Significant dental/oral disease, including prior history or current evidence of osteonecrosis/ osteomyelitis of the jaw, active dental or jaw condition which requires oral surgery, non-healed dental/oral surgery, planned invasive dental procedure for the course of the study.
Previous malignant disease being disease-free for less than 5 years (except CIS of the cervix and non-melanomatous skin cancer).

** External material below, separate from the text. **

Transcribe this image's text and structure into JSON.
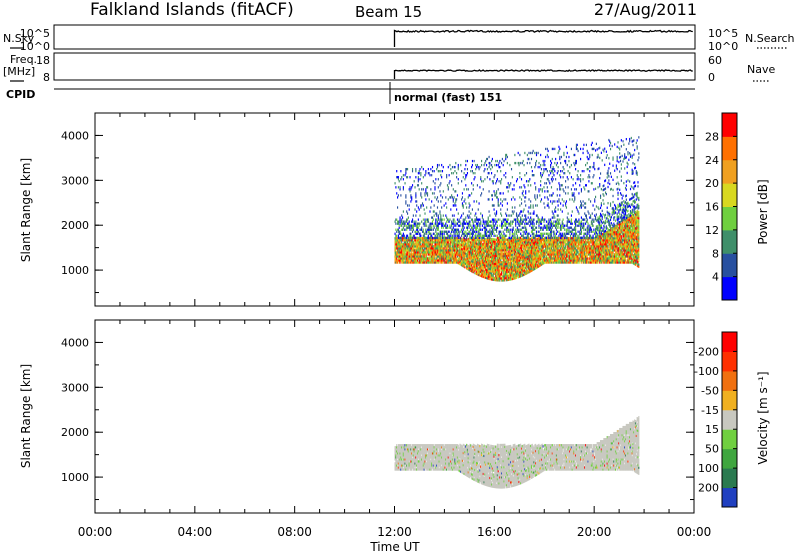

Known or suspected congestive heart failure (>NYHA I) and / or coronary heart disease, angina pectoris requiring antianginal medication, previous history of myocardial infarction, evidence of transmural infarction on ECG, uncontrolled or poorly controlled arterial hypertension (i.e. BP >140 / 90 mm Hg under treatment with two antihypertensive drugs), rhythm abnormalities requiring permanent treatment, clinically significant valvular heart disease.
Currently active infection.
Incomplete wound healing.
Definite contraindications for the use of corticosteroids.